Starting with Jack “Manassa Mauler” Dempsey, from Salt Lake City, Utah, holding the title from July 1919 to September 1926 with five defenses. His record was 53-6-8 with 43 knockouts.

The one with the most defenses at 25 is Joe “The Brown Bomber” Louis out of Detroit, Michigan. His record was 66-3 with 52 knockouts. He held the title from 1937 to 1949. From March of 1942 until June of 1946 when he was inactive serving in the US Army.

Rocky “The Brockton Blockbuster” Marciano, out of Brockton, Massachusetts. He held the title from September 1952 to April 1956. He had the overall best record at 49-0 with 43 knockouts and six defenses.

“Smokin” Joe Frazier was the 1964 Olympic champion though losing two fights to Buster Mathis.
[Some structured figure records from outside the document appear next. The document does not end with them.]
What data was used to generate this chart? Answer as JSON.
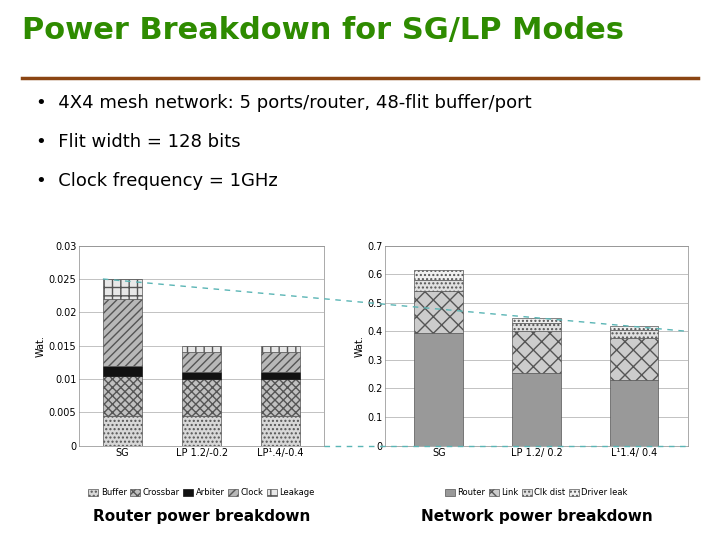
{
  "title": "Power Breakdown for SG/LP Modes",
  "title_color": "#2e8b00",
  "title_fontsize": 22,
  "separator_color": "#8B4513",
  "bullets": [
    "4X4 mesh network: 5 ports/router, 48-flit buffer/port",
    "Flit width = 128 bits",
    "Clock frequency = 1GHz"
  ],
  "bullet_fontsize": 13,
  "router_categories": [
    "SG",
    "LP 1.2/-0.2",
    "LP¹.4/-0.4"
  ],
  "router_ylim": [
    0,
    0.03
  ],
  "router_yticks": [
    0,
    0.005,
    0.01,
    0.015,
    0.02,
    0.025,
    0.03
  ],
  "router_ytick_labels": [
    "0",
    "0.005",
    "0.01",
    "0.015",
    "0.02",
    "0.025",
    "0.03"
  ],
  "router_ylabel": "Wat.",
  "router_data": {
    "Buffer": [
      0.0045,
      0.0045,
      0.0045
    ],
    "Crossbar": [
      0.006,
      0.0055,
      0.0055
    ],
    "Arbiter": [
      0.0015,
      0.001,
      0.001
    ],
    "Clock": [
      0.01,
      0.003,
      0.003
    ],
    "Leakage": [
      0.003,
      0.001,
      0.001
    ]
  },
  "network_categories": [
    "SG",
    "LP 1.2/ 0.2",
    "L¹1.4/ 0.4"
  ],
  "network_ylim": [
    0,
    0.7
  ],
  "network_yticks": [
    0,
    0.1,
    0.2,
    0.3,
    0.4,
    0.5,
    0.6,
    0.7
  ],
  "network_ytick_labels": [
    "0",
    "0.1",
    "0.2",
    "0.3",
    "0.4",
    "0.5",
    "0.6",
    "0.7"
  ],
  "network_ylabel": "Wat.",
  "network_data": {
    "Router": [
      0.395,
      0.255,
      0.23
    ],
    "Link": [
      0.145,
      0.145,
      0.145
    ],
    "Clk dist": [
      0.04,
      0.03,
      0.03
    ],
    "Driver leak": [
      0.035,
      0.015,
      0.015
    ]
  },
  "left_caption": "Router power breakdown",
  "right_caption": "Network power breakdown",
  "caption_fontsize": 11,
  "background_color": "#ffffff",
  "dashed_color": "#5ab5b5"
}
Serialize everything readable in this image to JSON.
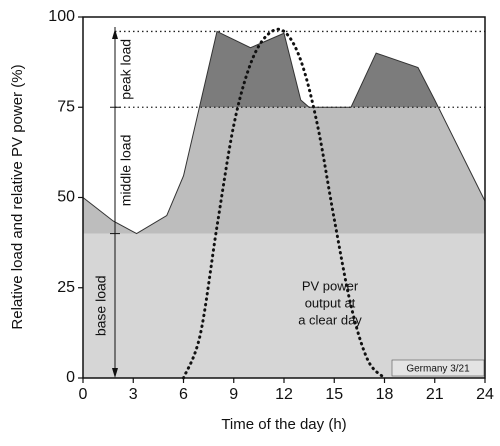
{
  "chart_data": {
    "type": "area",
    "xlabel": "Time of the day (h)",
    "ylabel": "Relative load and relative PV power (%)",
    "xlim": [
      0,
      24
    ],
    "xticks": [
      0,
      3,
      6,
      9,
      12,
      15,
      18,
      21,
      24
    ],
    "ylim": [
      0,
      100
    ],
    "yticks": [
      0,
      25,
      50,
      75,
      100
    ],
    "series": [
      {
        "kind": "area",
        "color": "#c4c4c4",
        "x": [
          0,
          1.8,
          3.2,
          5,
          6,
          8,
          10,
          12,
          13,
          13.5,
          16,
          17.5,
          20,
          21,
          24
        ],
        "values": [
          50,
          43.5,
          40,
          45,
          56,
          96,
          91.5,
          95.5,
          77,
          75,
          75,
          90,
          86,
          77,
          49
        ]
      },
      {
        "kind": "dotted",
        "color": "#111111",
        "x": [
          6,
          7,
          8,
          9,
          10,
          11,
          12,
          13,
          14,
          15,
          16,
          17,
          18
        ],
        "values": [
          0,
          12,
          42,
          70,
          87,
          95,
          96,
          88,
          70,
          44,
          20,
          5,
          0
        ]
      }
    ],
    "bands": [
      {
        "name": "base load",
        "from": 0,
        "to": 40,
        "color": "#d6d6d6"
      },
      {
        "name": "middle load",
        "from": 40,
        "to": 75,
        "color": "#bdbdbd"
      },
      {
        "name": "peak load",
        "from": 75,
        "to": 100,
        "color": "#7c7c7c"
      }
    ],
    "reference_lines": [
      75,
      96
    ],
    "annotations": {
      "pv": [
        "PV power",
        "output at",
        "a clear day"
      ],
      "place": "Germany 3/21"
    }
  }
}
The latter broke his thumb, so Frazier went to Tokyo, winning the Gold Medal. Out of Philadelphia, Pennsylvania, Frazier won the NYSAC version stopping Mathis in March of 1968.

In February of 1970, he stopped WBA champ Jimmy Ellis adding the WBC vacant title. He made nine defenses before his title. His record was 32-4-1 with 27 knockouts. His biggest win was over the returning former champion Muhammad Ali who defeated him in their next two fights.

Defeating Frazier was the 1968 Olympic Gold Medalist in Mexico “Big” George Foreman from Houston, Texas. From January 1973 to October of 1974, he held the title. He re-won the title in November of 1994 for the second time. His record was 76-5 with 68 knockouts.

The lone non champion was Earnie “Black Destroyer” Shavers, from Warren, Ohio. His record was 76-14-1 with 70 knockouts.
He lost back-to-back title attempts against Muhammad Ali and Larry Holmes.

Deontay “The Bronze Bomber” Wilder won the Bronze Olympic Medal in 2008 and was from Tuscaloosa, Alabama. He was champion from January 2015 to February 2020. His record was 43-3-1 with 42 knockouts. He had ten defenses including a draw.

“Iron” Mike Tyson lost in the Olympic trials in 1984 twice to Henry Tillman whom he knocked out in the professional ranks. He was from Henderson, Nevada, winning the title in November of 1986 to February of 1990. He made nine defenses. His record was 50-6 with 44 knockouts.

There you have it with 8 of the hardest punchers in the history of the heavyweight divisions. Who do you say was the hardest puncher?